I'm using a list comprehension, which is a shorter way of writing a loop. For reference, the original loop is commented out:

In [None]:
# Long form of writing a loop
# for file in files:
#     if ('C01_G16_s20222852000281' in file) | ('C13_G16_s20222852000281'):
#         print(file)

matches = [file for file in files if ('C03_G16_s20222852000281' in file) | ('C13_G16_s20222852000281' in file)]
print(matches)

Now that we have found our files in the satellite data "haystack" we can finally open them:

In [None]:
remote_obj_ch3 = fs.open(matches[0], mode='rb')
remote_obj_ch13 = fs.open(matches[1], mode='rb')

We will need to use xarray to read/interpret the netCDF file.

In [None]:
abi_ch3 = xr.open_dataset(remote_obj_ch3, engine='h5netcdf')
abi_ch13 = xr.open_dataset(remote_obj_ch13, engine='h5netcdf')

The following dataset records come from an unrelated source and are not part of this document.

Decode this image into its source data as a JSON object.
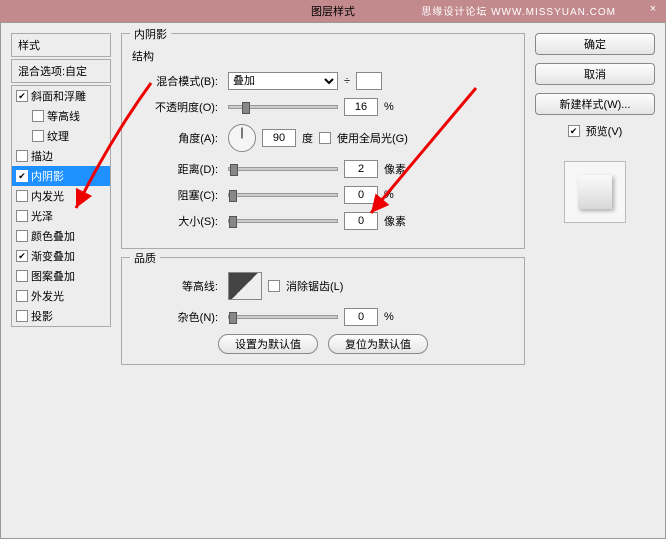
{
  "titlebar": {
    "title": "图层样式",
    "watermark": "思缘设计论坛  WWW.MISSYUAN.COM"
  },
  "left": {
    "header1": "样式",
    "header2": "混合选项:自定",
    "items": [
      {
        "label": "斜面和浮雕",
        "checked": true,
        "selected": false,
        "indent": 0
      },
      {
        "label": "等高线",
        "checked": false,
        "selected": false,
        "indent": 1
      },
      {
        "label": "纹理",
        "checked": false,
        "selected": false,
        "indent": 1
      },
      {
        "label": "描边",
        "checked": false,
        "selected": false,
        "indent": 0
      },
      {
        "label": "内阴影",
        "checked": true,
        "selected": true,
        "indent": 0
      },
      {
        "label": "内发光",
        "checked": false,
        "selected": false,
        "indent": 0
      },
      {
        "label": "光泽",
        "checked": false,
        "selected": false,
        "indent": 0
      },
      {
        "label": "颜色叠加",
        "checked": false,
        "selected": false,
        "indent": 0
      },
      {
        "label": "渐变叠加",
        "checked": true,
        "selected": false,
        "indent": 0
      },
      {
        "label": "图案叠加",
        "checked": false,
        "selected": false,
        "indent": 0
      },
      {
        "label": "外发光",
        "checked": false,
        "selected": false,
        "indent": 0
      },
      {
        "label": "投影",
        "checked": false,
        "selected": false,
        "indent": 0
      }
    ]
  },
  "center": {
    "title": "内阴影",
    "structure_title": "结构",
    "blend_label": "混合模式(B):",
    "blend_value": "叠加",
    "opacity_label": "不透明度(O):",
    "opacity_value": "16",
    "opacity_unit": "%",
    "angle_label": "角度(A):",
    "angle_value": "90",
    "angle_unit": "度",
    "global_light": "使用全局光(G)",
    "distance_label": "距离(D):",
    "distance_value": "2",
    "distance_unit": "像素",
    "choke_label": "阻塞(C):",
    "choke_value": "0",
    "choke_unit": "%",
    "size_label": "大小(S):",
    "size_value": "0",
    "size_unit": "像素",
    "quality_title": "品质",
    "contour_label": "等高线:",
    "antialias": "消除锯齿(L)",
    "noise_label": "杂色(N):",
    "noise_value": "0",
    "noise_unit": "%",
    "btn_default": "设置为默认值",
    "btn_reset": "复位为默认值"
  },
  "right": {
    "ok": "确定",
    "cancel": "取消",
    "new_style": "新建样式(W)...",
    "preview": "预览(V)"
  }
}
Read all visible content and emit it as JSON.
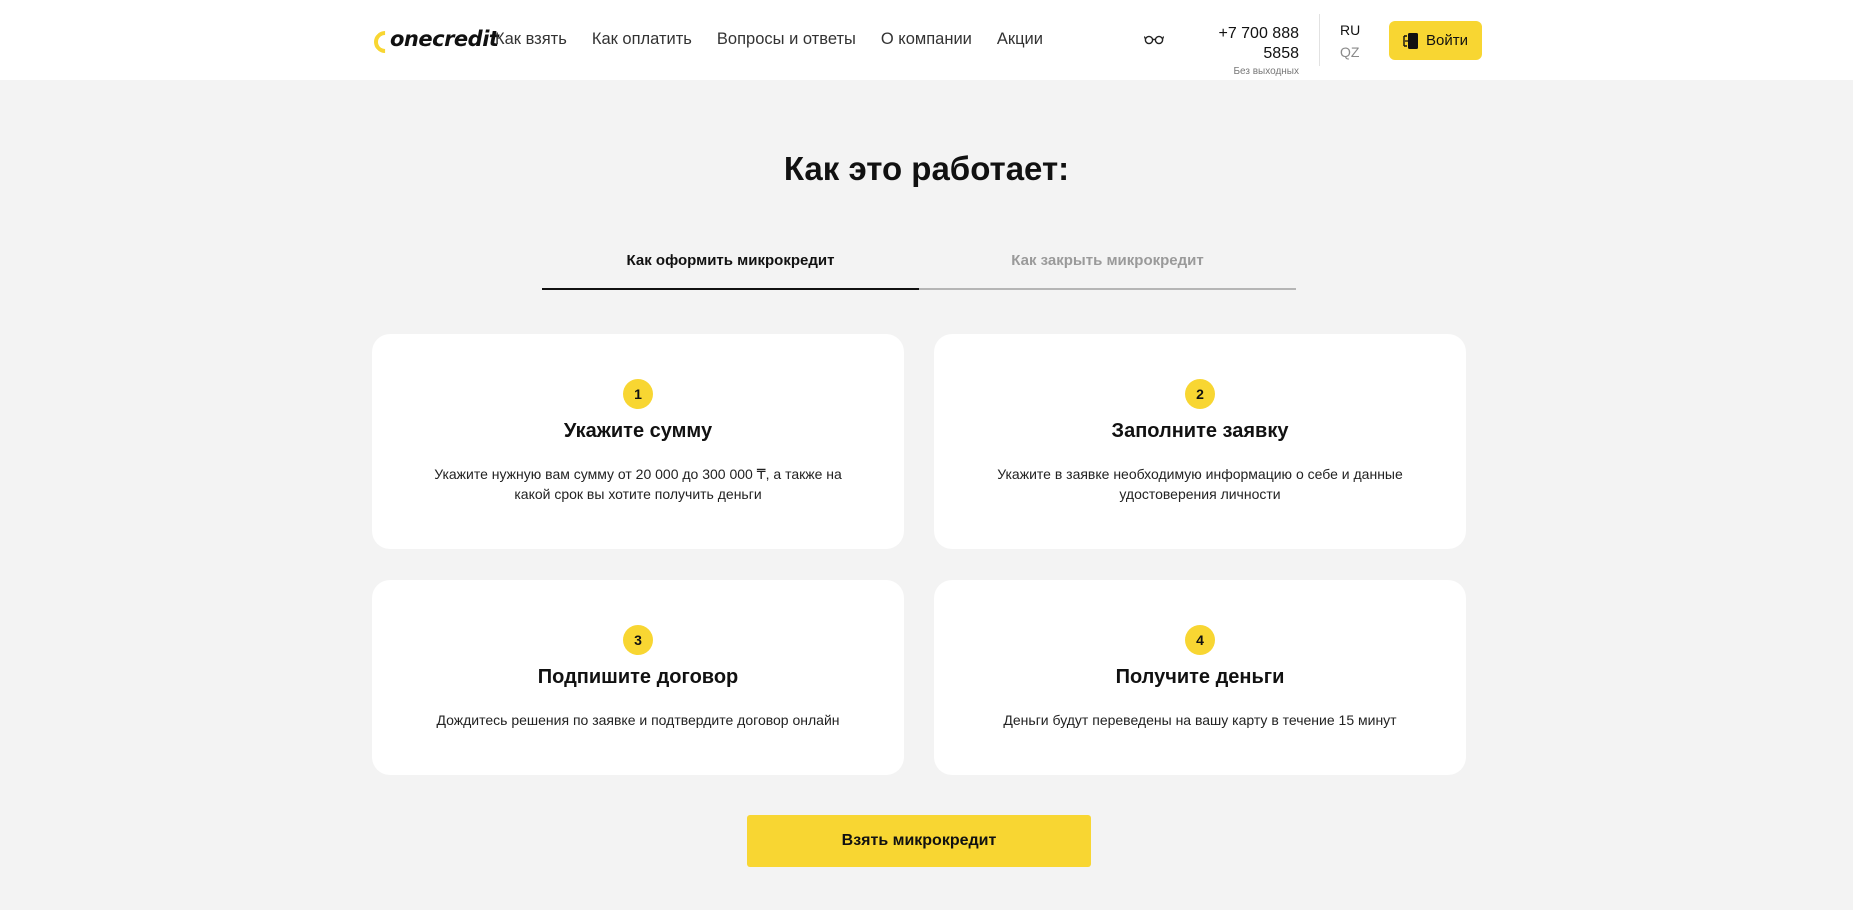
{
  "header": {
    "logo_text": "onecredit",
    "nav": [
      "Как взять",
      "Как оплатить",
      "Вопросы и ответы",
      "О компании",
      "Акции"
    ],
    "phone": "+7 700 888 5858",
    "phone_note": "Без выходных",
    "lang_active": "RU",
    "lang_other": "QZ",
    "login_label": "Войти",
    "accent_color": "#f8d632"
  },
  "main": {
    "title": "Как это работает:",
    "tabs": [
      {
        "label": "Как оформить микрокредит",
        "active": true
      },
      {
        "label": "Как закрыть микрокредит",
        "active": false
      }
    ],
    "steps": [
      {
        "number": "1",
        "title": "Укажите сумму",
        "text": "Укажите нужную вам сумму от 20 000 до 300 000 ₸, а также на какой срок вы хотите получить деньги"
      },
      {
        "number": "2",
        "title": "Заполните заявку",
        "text": "Укажите в заявке необходимую информацию о себе и данные удостоверения личности"
      },
      {
        "number": "3",
        "title": "Подпишите договор",
        "text": "Дождитесь решения по заявке и подтвердите договор онлайн"
      },
      {
        "number": "4",
        "title": "Получите деньги",
        "text": "Деньги будут переведены на вашу карту в течение 15 минут"
      }
    ],
    "cta_label": "Взять микрокредит"
  }
}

We can print the header information to see the file contents:

In [None]:
abi_ch3


We can learn a lot about the file from the header. For example, the file dimensions are 1000 x 1000, there's a useful variable named Rad (for Radiance), and the x and y coordinates in the geostationary projection. Let's preview what the image will look like using matplotlib and imshow. You can use packages like cartopy to plot onto different map projections, but to keep today's tutorial short we'll just look at the raw image.

In [None]:
plt.figure(figsize=[4,4])
plt.imshow(abi_ch3.Rad)
plt.show()

Our goal is to create a sandwich product, which combines ABI channel 3 and channel 13 radiances. First, let's extract the radiances from the file:

In [None]:
C13 = abi_ch13.Rad.values
C03 = abi_ch3.Rad.values

We need to make sure both are the same resolution, but unfortunately they are not. Channel 3 is 1 km and Channel 13 is 2 km. You can use the shape command to check the array size:

In [None]:
C13.shape, C03.shape

There are many techniques to change the data reoslution, but a fast and simple way to change the gridding to skip every other pixel. Python can skip indices using the double colons (::) followed by an integer. We'll overwrite the original variable with this new smaller resolution variable.

In [None]:
C03 = C03[::2, ::2]
C03.shape, abi_ch13.Rad.shape

Now that the data are the same shape, we can difference them to create the sandwich product:

In [None]:
sandwich = C03 - C13

Finally, we'll make a plot of our hard work!

In [None]:
plt.figure(figsize=[4,4])
plt.imshow(sandwich, cmap=plt.get_cmap("terrain"))
plt.show()

# Summary
Through this tutorial, we can see first hand how easy it is to access data from AWS. NOAA is adding more datasets to AWS. JPSS will initially add sounding data from CrIS and ATMS in addition to other products. One caveat is that AWS data is not guaranteed to be operational. However, it is an excellent point of data access for retrospective analysis.